Astagfirullah, Kelakuan Remaja Bikin Mengelus Dada
Miris! Itulah kata yang mewakili terkait remaja yang tega menghabisi nyawa temannya. Sebagaimana Enam siswa sekolah menengah pertama (SMP) di Lampung Barat, Lampung, ditangkap polisi karena menghabisi nyawa teman sekelasnya berinsial AP (13). Peristiwa ini terjadi di Pekon (desa) Sumber Alam, Kecamatan Air Hitam, Lampung Barat pada Januari 2022 lalu.
Enam pelajar yang ditangkap polisi pada pekan lalu yakni RA (13), DP (14), DM (15), RC (13), R (13), dan TJ (13) alias ST. Kapolsek Sumber Jaya Komisaris Polisi (Kompol) Ery Hafri mengatakan, kasus ini terungkap usai jasad AP ditemukan di Sungai Way Kabul, Kecamatan Way Tenong pada Rabu (26/1/2022) pagi.
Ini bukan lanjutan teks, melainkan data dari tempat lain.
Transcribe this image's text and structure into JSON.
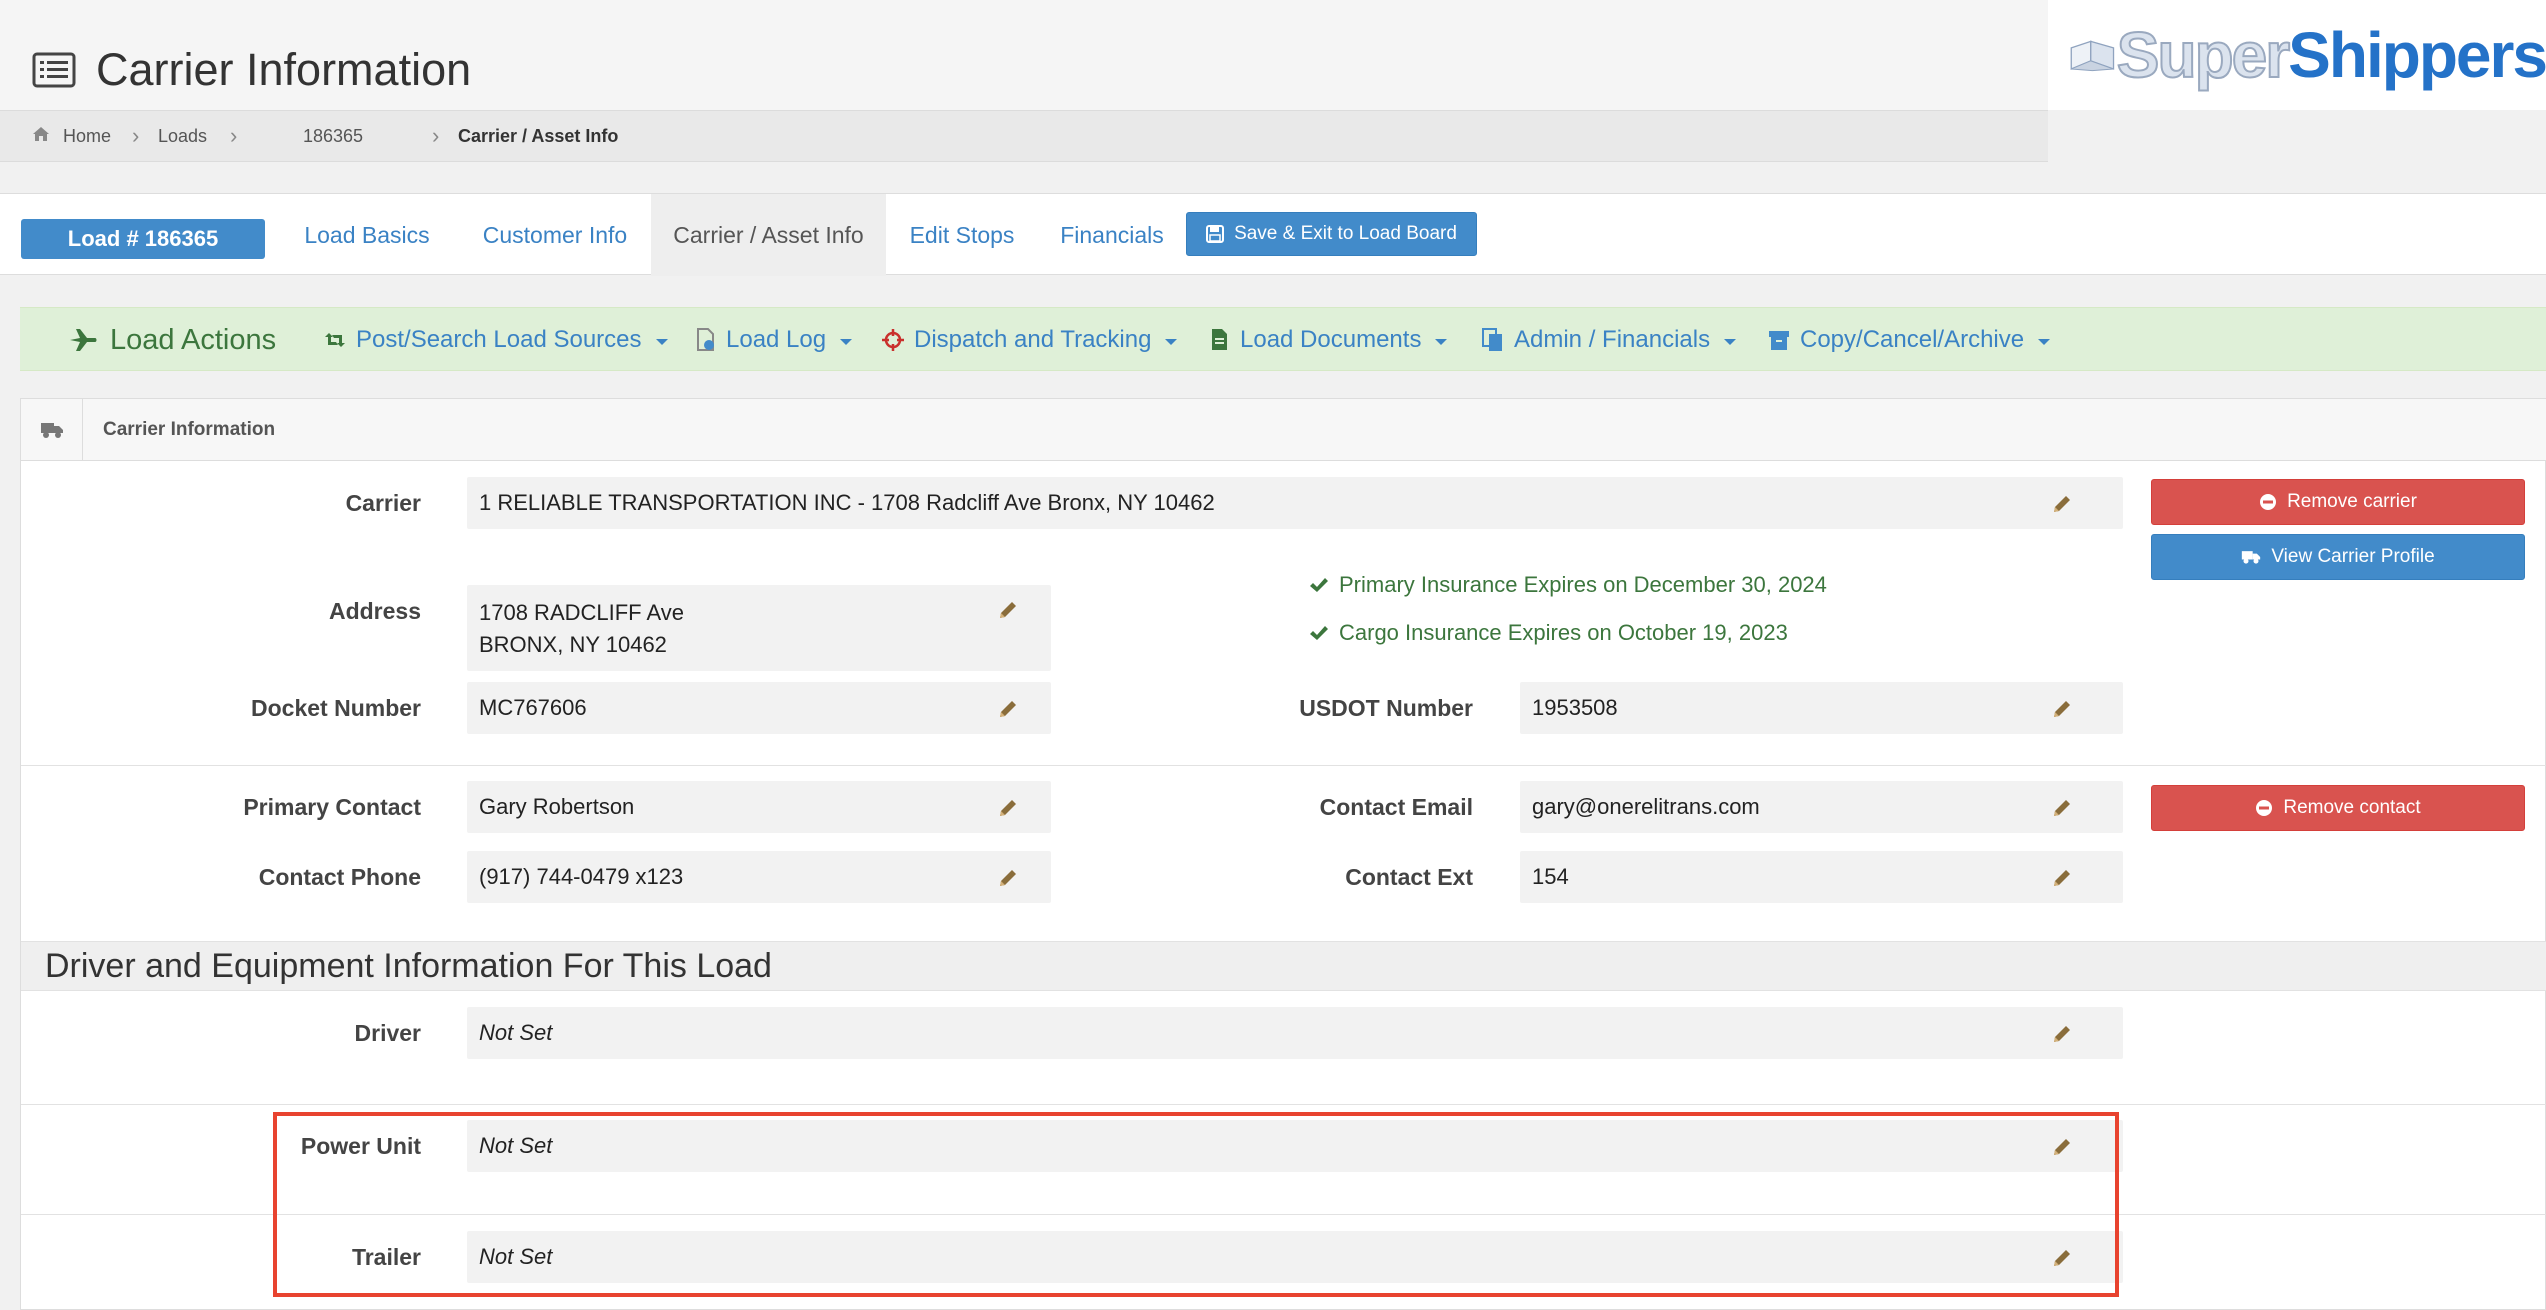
{
  "header": {
    "title": "Carrier Information"
  },
  "logo": {
    "part1": "Super",
    "part2": "Shippers"
  },
  "breadcrumb": {
    "home": "Home",
    "loads": "Loads",
    "load_id": "186365",
    "current": "Carrier / Asset Info"
  },
  "tabs": {
    "load_badge": "Load # 186365",
    "items": [
      "Load Basics",
      "Customer Info",
      "Carrier / Asset Info",
      "Edit Stops",
      "Financials"
    ],
    "save": "Save & Exit to Load Board"
  },
  "actions": {
    "title": "Load Actions",
    "items": [
      "Post/Search Load Sources",
      "Load Log",
      "Dispatch and Tracking",
      "Load Documents",
      "Admin / Financials",
      "Copy/Cancel/Archive"
    ]
  },
  "panel": {
    "title": "Carrier Information"
  },
  "carrier": {
    "label": "Carrier",
    "value": "1 RELIABLE TRANSPORTATION INC - 1708 Radcliff Ave Bronx, NY 10462",
    "remove": "Remove carrier",
    "view": "View Carrier Profile"
  },
  "address": {
    "label": "Address",
    "line1": "1708 RADCLIFF Ave",
    "line2": "BRONX, NY 10462"
  },
  "insurance": {
    "primary": "Primary Insurance Expires on December 30, 2024",
    "cargo": "Cargo Insurance Expires on October 19, 2023"
  },
  "docket": {
    "label": "Docket Number",
    "value": "MC767606"
  },
  "usdot": {
    "label": "USDOT Number",
    "value": "1953508"
  },
  "contact": {
    "primary_label": "Primary Contact",
    "primary_value": "Gary Robertson",
    "email_label": "Contact Email",
    "email_value": "gary@onerelitrans.com",
    "phone_label": "Contact Phone",
    "phone_value": "(917) 744-0479 x123",
    "ext_label": "Contact Ext",
    "ext_value": "154",
    "remove": "Remove contact"
  },
  "equipment": {
    "title": "Driver and Equipment Information For This Load",
    "driver_label": "Driver",
    "driver_value": "Not Set",
    "power_label": "Power Unit",
    "power_value": "Not Set",
    "trailer_label": "Trailer",
    "trailer_value": "Not Set"
  },
  "colors": {
    "primary": "#428bca",
    "danger": "#d9534f",
    "success_bg": "#dff0d8",
    "success_text": "#3c763d",
    "highlight": "#e8432f"
  }
}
Polisi melakukan penyelidikan hingga keenam pelajar yang masih duduk di kelas 2 SMP itu ditangkap pada pekan lalu. Ery pun mengatakan bahwa semua pelaku masih di bawah umur, rekan satu sekolah dengan korban. Para pelaku sudah mengakui telah mengeroyok korban hingga meninggal dunia (Kompas.com, 08/08/2022).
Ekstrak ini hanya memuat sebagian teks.